Councillor Don McKay agreed with Alls that a 3.3% increase would burden local residents. He asked if $1 million in projected interest on county reserve funds could be used to offset the increase.

DeHart said the county not only has to think about current needs, but the long-term sustainability of the municipality.

He said the determination was made that the county needs reserves of roughly 80% of its tax levy. The treasurer agreed reserve interest is used to pay for certain capital projects – but said it is being used in a responsible manner.

Councillor George Bridge said municipalities have to continue to educate residents that local property taxes cannot cover the infrastructure deficit in this country.

While he said he is “all for looking at this further,” Bridge was hesitant to shortchange services and projects, noting, “Making small cuts is not going to change the world.”

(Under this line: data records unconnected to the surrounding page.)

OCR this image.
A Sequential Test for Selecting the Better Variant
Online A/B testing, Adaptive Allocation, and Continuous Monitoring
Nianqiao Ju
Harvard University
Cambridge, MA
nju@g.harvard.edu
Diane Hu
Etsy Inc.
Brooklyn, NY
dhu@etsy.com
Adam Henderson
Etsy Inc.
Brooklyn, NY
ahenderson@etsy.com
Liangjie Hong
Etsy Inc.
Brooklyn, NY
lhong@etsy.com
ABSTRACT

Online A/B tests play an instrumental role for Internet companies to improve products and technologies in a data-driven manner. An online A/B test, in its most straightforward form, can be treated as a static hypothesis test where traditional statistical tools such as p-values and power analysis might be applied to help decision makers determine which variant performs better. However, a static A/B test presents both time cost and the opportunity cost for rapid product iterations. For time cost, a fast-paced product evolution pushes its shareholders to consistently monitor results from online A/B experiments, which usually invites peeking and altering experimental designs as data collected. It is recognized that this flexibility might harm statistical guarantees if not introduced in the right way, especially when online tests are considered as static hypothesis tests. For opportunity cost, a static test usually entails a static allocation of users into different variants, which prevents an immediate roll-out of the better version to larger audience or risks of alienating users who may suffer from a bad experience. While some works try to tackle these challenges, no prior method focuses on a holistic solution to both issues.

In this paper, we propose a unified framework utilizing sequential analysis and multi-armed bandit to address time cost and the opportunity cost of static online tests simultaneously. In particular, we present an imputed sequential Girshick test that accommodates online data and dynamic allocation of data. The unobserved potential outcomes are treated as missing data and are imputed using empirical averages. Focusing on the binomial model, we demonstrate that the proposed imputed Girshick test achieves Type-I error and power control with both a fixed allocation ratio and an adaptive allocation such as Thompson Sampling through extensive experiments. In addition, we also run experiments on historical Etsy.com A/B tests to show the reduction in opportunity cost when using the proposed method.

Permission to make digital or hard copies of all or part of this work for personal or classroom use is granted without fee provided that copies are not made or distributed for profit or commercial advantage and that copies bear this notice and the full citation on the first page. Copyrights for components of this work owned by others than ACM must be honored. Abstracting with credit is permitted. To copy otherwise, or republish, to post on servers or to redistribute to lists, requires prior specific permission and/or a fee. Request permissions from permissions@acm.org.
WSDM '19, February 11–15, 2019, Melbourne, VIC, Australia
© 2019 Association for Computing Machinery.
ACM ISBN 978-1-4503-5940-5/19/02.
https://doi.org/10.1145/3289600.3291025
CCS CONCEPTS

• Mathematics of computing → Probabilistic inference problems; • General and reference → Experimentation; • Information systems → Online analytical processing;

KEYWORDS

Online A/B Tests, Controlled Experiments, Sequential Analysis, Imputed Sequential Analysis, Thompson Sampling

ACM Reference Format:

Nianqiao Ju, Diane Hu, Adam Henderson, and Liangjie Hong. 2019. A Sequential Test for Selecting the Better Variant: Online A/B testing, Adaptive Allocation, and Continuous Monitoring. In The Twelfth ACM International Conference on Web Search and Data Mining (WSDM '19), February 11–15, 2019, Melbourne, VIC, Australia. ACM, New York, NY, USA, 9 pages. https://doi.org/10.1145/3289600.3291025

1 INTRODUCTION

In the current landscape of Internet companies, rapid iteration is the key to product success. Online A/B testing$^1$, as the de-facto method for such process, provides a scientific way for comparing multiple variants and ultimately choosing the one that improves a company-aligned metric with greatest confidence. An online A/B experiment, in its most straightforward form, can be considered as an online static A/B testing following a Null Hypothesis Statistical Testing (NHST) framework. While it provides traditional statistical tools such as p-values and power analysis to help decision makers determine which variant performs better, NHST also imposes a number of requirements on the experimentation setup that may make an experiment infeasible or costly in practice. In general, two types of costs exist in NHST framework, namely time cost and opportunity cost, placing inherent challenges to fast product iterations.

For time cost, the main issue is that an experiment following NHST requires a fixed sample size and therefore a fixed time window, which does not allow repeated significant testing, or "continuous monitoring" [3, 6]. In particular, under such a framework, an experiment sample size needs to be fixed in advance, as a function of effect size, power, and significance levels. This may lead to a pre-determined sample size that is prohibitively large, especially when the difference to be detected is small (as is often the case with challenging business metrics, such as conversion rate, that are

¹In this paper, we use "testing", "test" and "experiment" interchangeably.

He said he believes efforts need to be made to ensure the upper levels of government give tax dollars back to the lower tier to deal with infrastructure.

Councillor Shawn Watters said quick fixes do not fix the problem in the long term.

Councillor Doug Breen said, “The problem is that we are being expected to pay for things which were never intended to be paid for by municipalities … imagine if we didn’t have to pay for the OPP … or all the social service bills.”

Breen said the financial supports from the upper tiers have been stripped away. He agreed people and businesses are not getting increases of 3% per year.

The issue, he contended, is the role of municipalities has fundamentally changed.

“Where we are now is utterly unsustainable. Things are going to blow up if we don’t deal with this,” said Breen.

Councillors discussed various methods by which their concerns could be relayed to the federal and provincial levels of government.

As to the budget timeline, DeHart said the budget will be reviewed at the county committee level over the next two weeks, with recommendations coming to Wellington County council on Jan. 26.